KANSAS CITY, Mo. — White Sox manager Tony La Russa didn’t like hearing right-hander Johnny Cueto’s questioning of the team’s “fire” after its 8-3 loss to the Royals on Wednesday night.

That’s to be expected. A lack of fire or energy never reflects well on the manager, especially for a team that considered itself a World Series contender but is shuffling around at .500 in the middle of August.

“I think it’s a curious statement,” La Russa said Thursday morning before the Sox closed out an eight-game road trip with a 5-3 loss that dropped them to .500 for the 21st time this season. “It’s better to be discussed within the family. If there’s a problem, we’ll straighten it out.

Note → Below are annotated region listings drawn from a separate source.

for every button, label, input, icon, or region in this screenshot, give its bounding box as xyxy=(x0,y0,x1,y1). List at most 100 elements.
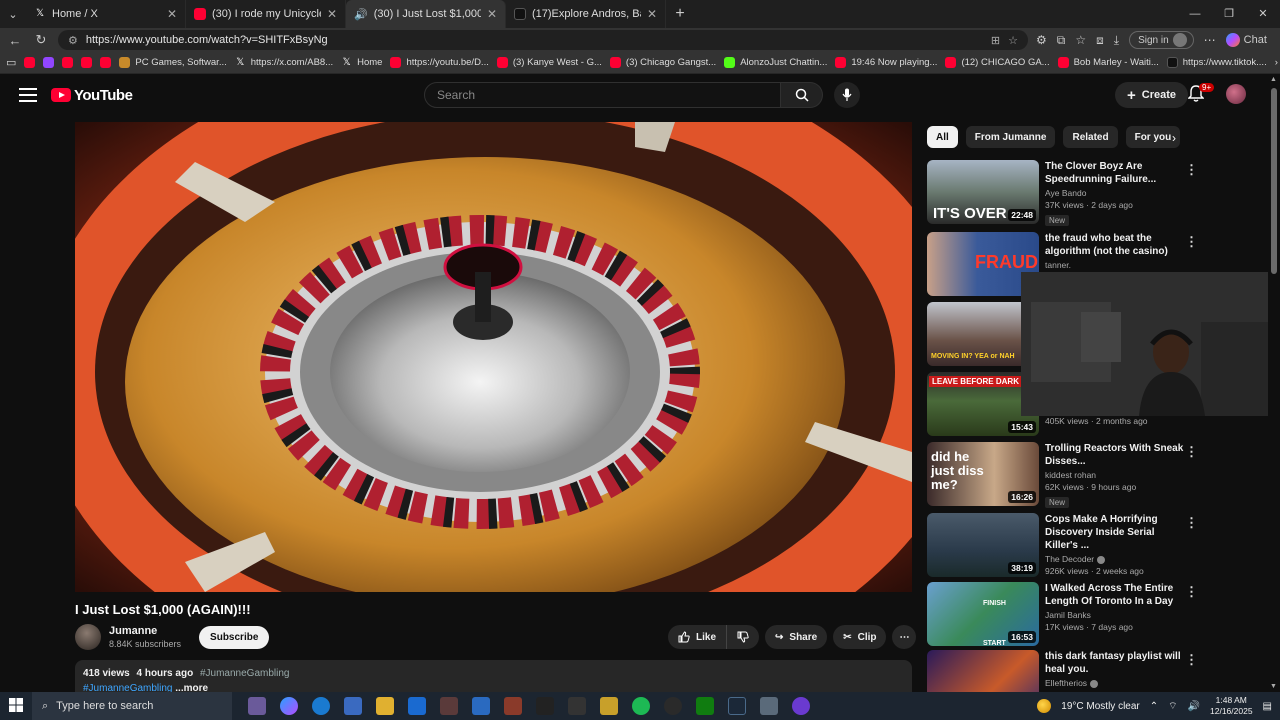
downloads-icon[interactable]: ⤓ xyxy=(1114,33,1119,48)
video-thumbnail[interactable]: IT'S OVER 22:48 xyxy=(927,160,1039,224)
clip-button[interactable]: ✂ Clip xyxy=(833,625,887,649)
reading-list-icon[interactable]: ▭ xyxy=(6,56,16,69)
description-hashtag[interactable]: #JumanneGambling xyxy=(200,668,290,679)
app-icon[interactable] xyxy=(472,697,490,715)
bookmark[interactable] xyxy=(81,57,93,68)
discord-icon[interactable] xyxy=(792,697,810,715)
bookmark[interactable]: 𝕏 Home xyxy=(341,57,383,68)
new-tab-button[interactable]: + xyxy=(666,0,694,28)
weather-text[interactable]: 19°C Mostly clear xyxy=(1061,701,1139,712)
bookmark[interactable]: (12) CHICAGO GA... xyxy=(945,57,1050,68)
bookmark[interactable]: https://youtu.be/D... xyxy=(390,57,489,68)
chip-from-channel[interactable]: From Jumanne xyxy=(965,126,1056,148)
bookmark[interactable]: (3) Chicago Gangst... xyxy=(609,57,716,68)
app-icon[interactable] xyxy=(664,697,682,715)
related-video[interactable]: this dark fantasy playlist will heal you… xyxy=(927,650,1247,692)
page-scrollbar[interactable]: ▲ ▼ xyxy=(1268,74,1280,692)
notifications-center-icon[interactable]: ▤ xyxy=(1263,701,1272,712)
taskbar-search[interactable]: ⌕ Type here to search xyxy=(32,692,232,720)
bookmark[interactable]: Bob Marley - Waiti... xyxy=(1057,57,1159,68)
bookmarks-overflow-icon[interactable]: › xyxy=(1275,57,1278,68)
more-options-icon[interactable]: ⋮ xyxy=(1185,234,1198,250)
menu-icon[interactable] xyxy=(19,88,37,102)
bookmark[interactable] xyxy=(62,57,74,68)
app-available-icon[interactable]: ⊞ xyxy=(991,34,1000,47)
bookmark[interactable] xyxy=(24,57,36,68)
scroll-up-icon[interactable]: ▲ xyxy=(1270,76,1277,83)
close-window-icon[interactable]: ✕ xyxy=(1246,0,1280,28)
sign-in-button[interactable]: Sign in xyxy=(1129,31,1194,49)
related-video[interactable]: IT'S OVER 22:48 The Clover Boyz Are Spee… xyxy=(927,160,1247,226)
app-icon[interactable] xyxy=(536,697,554,715)
favorites-icon[interactable]: ☆ xyxy=(1075,33,1086,47)
subscribe-button[interactable]: Subscribe xyxy=(199,625,270,649)
video-thumbnail[interactable] xyxy=(927,650,1039,692)
channel-avatar[interactable] xyxy=(75,624,101,650)
browser-tab-active[interactable]: 🔊 (30) I Just Lost $1,000 (AGAIN ✕ xyxy=(346,0,506,28)
steam-icon[interactable] xyxy=(728,697,746,715)
tab-actions-menu[interactable]: ⌄ xyxy=(0,0,26,28)
back-icon[interactable]: ← xyxy=(6,33,24,48)
app-icon[interactable] xyxy=(760,697,778,715)
close-tab-icon[interactable]: ✕ xyxy=(487,7,497,21)
refresh-icon[interactable]: ↻ xyxy=(32,32,50,48)
minimize-icon[interactable]: — xyxy=(1178,0,1212,28)
video-thumbnail[interactable]: did he just diss me? 16:26 xyxy=(927,442,1039,506)
more-options-icon[interactable]: ⋮ xyxy=(1185,444,1198,460)
app-icon[interactable] xyxy=(568,697,586,715)
more-options-icon[interactable]: ⋮ xyxy=(1185,652,1198,668)
bookmark[interactable]: (3) Kanye West - G... xyxy=(496,57,602,68)
scrollbar-thumb[interactable] xyxy=(1271,88,1277,274)
bookmark[interactable] xyxy=(43,57,55,68)
search-input[interactable] xyxy=(424,82,781,108)
bookmark[interactable]: 𝕏https://x.com/AB8... xyxy=(235,57,333,68)
copilot-icon[interactable] xyxy=(280,697,298,715)
share-button[interactable]: ↪ Share xyxy=(765,625,828,649)
clock[interactable]: 1:48 AM 12/16/2025 xyxy=(1210,695,1253,717)
scroll-down-icon[interactable]: ▼ xyxy=(1270,683,1277,690)
favorite-star-icon[interactable]: ☆ xyxy=(1008,34,1018,47)
search-button[interactable] xyxy=(781,82,823,108)
app-icon[interactable] xyxy=(600,697,618,715)
more-actions-button[interactable]: ⋯ xyxy=(892,625,917,649)
start-button[interactable] xyxy=(0,697,32,715)
account-avatar[interactable] xyxy=(1226,84,1246,104)
bookmark[interactable]: https://www.tiktok.... xyxy=(1166,57,1267,68)
game-icon[interactable] xyxy=(504,697,522,715)
like-button[interactable]: Like xyxy=(668,625,727,649)
file-explorer-icon[interactable] xyxy=(376,697,394,715)
store-icon[interactable] xyxy=(344,697,362,715)
close-tab-icon[interactable]: ✕ xyxy=(167,7,177,21)
restore-icon[interactable]: ❐ xyxy=(1212,0,1246,28)
browser-tab[interactable]: (17)Explore Andros, Bahamas: Blu ✕ xyxy=(506,0,666,28)
copilot-chat-button[interactable]: Chat xyxy=(1225,33,1267,47)
more-options-icon[interactable]: ⋮ xyxy=(1185,515,1198,531)
site-info-icon[interactable]: ⚙ xyxy=(68,34,78,47)
voice-search-button[interactable] xyxy=(834,82,860,108)
video-thumbnail[interactable]: 38:19 xyxy=(927,513,1039,577)
volume-icon[interactable]: 🔊 xyxy=(1188,701,1200,712)
video-player[interactable] xyxy=(75,122,912,592)
extensions-icon[interactable]: ⚙ xyxy=(1036,33,1047,47)
bookmark[interactable]: AlonzoJust Chattin... xyxy=(724,57,827,68)
close-tab-icon[interactable]: ✕ xyxy=(327,7,337,21)
bookmark[interactable] xyxy=(100,57,112,68)
related-video[interactable]: did he just diss me? 16:26 Trolling Reac… xyxy=(927,442,1247,508)
browser-tab[interactable]: (30) I rode my Unicycle from NYC t ✕ xyxy=(186,0,346,28)
youtube-logo[interactable]: YouTube xyxy=(51,87,133,104)
more-options-icon[interactable]: ⋮ xyxy=(1185,584,1198,600)
network-icon[interactable]: ⌔ xyxy=(1168,700,1177,713)
tray-overflow-icon[interactable]: ⌃ xyxy=(1150,701,1158,712)
collections-icon[interactable]: ⧈ xyxy=(1096,33,1104,48)
address-bar[interactable]: ⚙ https://www.youtube.com/watch?v=SHITFx… xyxy=(58,30,1028,50)
split-screen-icon[interactable]: ⧉ xyxy=(1057,33,1066,48)
spotify-icon[interactable] xyxy=(632,697,650,715)
bookmark[interactable]: PC Games, Softwar... xyxy=(119,57,227,68)
close-tab-icon[interactable]: ✕ xyxy=(647,7,657,21)
game-icon[interactable] xyxy=(440,697,458,715)
weather-icon[interactable] xyxy=(1037,699,1052,713)
dislike-button[interactable] xyxy=(726,625,760,649)
channel-name[interactable]: Jumanne xyxy=(109,625,181,637)
xbox-icon[interactable] xyxy=(696,697,714,715)
task-view-icon[interactable] xyxy=(248,697,266,715)
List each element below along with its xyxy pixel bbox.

“I heard that he said that, and I was surprised he said that. His opinion is welcome, and it also carries weight; the guy is experienced. I’ll ask him about it.”

Cueto spoke after pitching six innings of three-run ball, allowing two earned runs.

“We need to fight,” Cueto said through translator Billy Russo after the game. “We need to show the fire that we have — if we have any.”

It’s known that Cueto’s viewpoint is shared by some in the clubhouse.

“I don’t want to speak for everybody, but sometimes [the fire is] there, sometimes it’s not,” Lucas Giolito said Thursday. “To climb out of the position we’re in takes a lot of fight, takes some fire. Playing with purpose. We’re all trying, but it’s not about trying. It’s about doing, and you have to have that energy, that passion.”

And it has been hard to characterize the Sox as a fiery team when players were given passes on running hard for the purpose of preserving sore legs while opponents go all out.

Andrew Vaughn, who homered in the ninth inning in the series finale, said he agrees with Cueto.

“Yeah, I think so,” Vaughn said. “I’m not a big rah-rah guy, pretty quiet and soft-spoken. Whatever guys need to get themselves going on the field is great.”

Struggling to score runs, playing poor defense and not running the bases well has done nothing to make the team look energized, either. While ace Dylan Cease was holding the Royals to one run through six innings Thursday afternoon, the Sox blew three big scoring chances in the first six innings against Zack Greinke.

Embraced by fans when their contention window opened in 2020, the Sox charged hard with a “change the game” motto and were a visibly more fun bunch to watch in what was Rick Renteria’s last season. La Russa was hired out of retirement by chairman and friend Jerry Reinsdorf after 2020 to take the Sox to the World Series, and they won 93 games but lost in the first round to the Astros last season.

La Russa has lauded his team’s “fight” and “guts” throughout the season, and he strongly defended them after Thursday’s loss as he often does. As for lacking fire, he pointed to a slick double play turned by second baseman Josh Harrison and rookie shortstop Lenyn Sosa behind Cueto.

“How did that happen?” La Russa said. “They weren’t fired up?”

Asked why he was surprised by Cueto’s remarks, La Russa paused at length and chose his words carefully.

“He’s a veteran, we all respect him and he’s someone to listen to, but it’s surprising for . . . usually that’s better said in the clubhouse in front of your teammates,” La Russa said.

The Sox are 8-8 during a stretch of 19 games against teams with losing records.

“It’s not even a switch [that needs to be turned on],” La Russa said. “The switch is on. We’re in a position to get hot. Talk is cheap.”

Perhaps Cueto thought his words would fire up his teammates.

“Everyone in here knows he goes out and gives everything he’s got,” Harrison said. “So if it’s something he might have seen . . . and more of the fire is about putting it together consistently. It’s no secret we haven’t been as consistent as we’d like. Sometimes that comes with energy here and there.”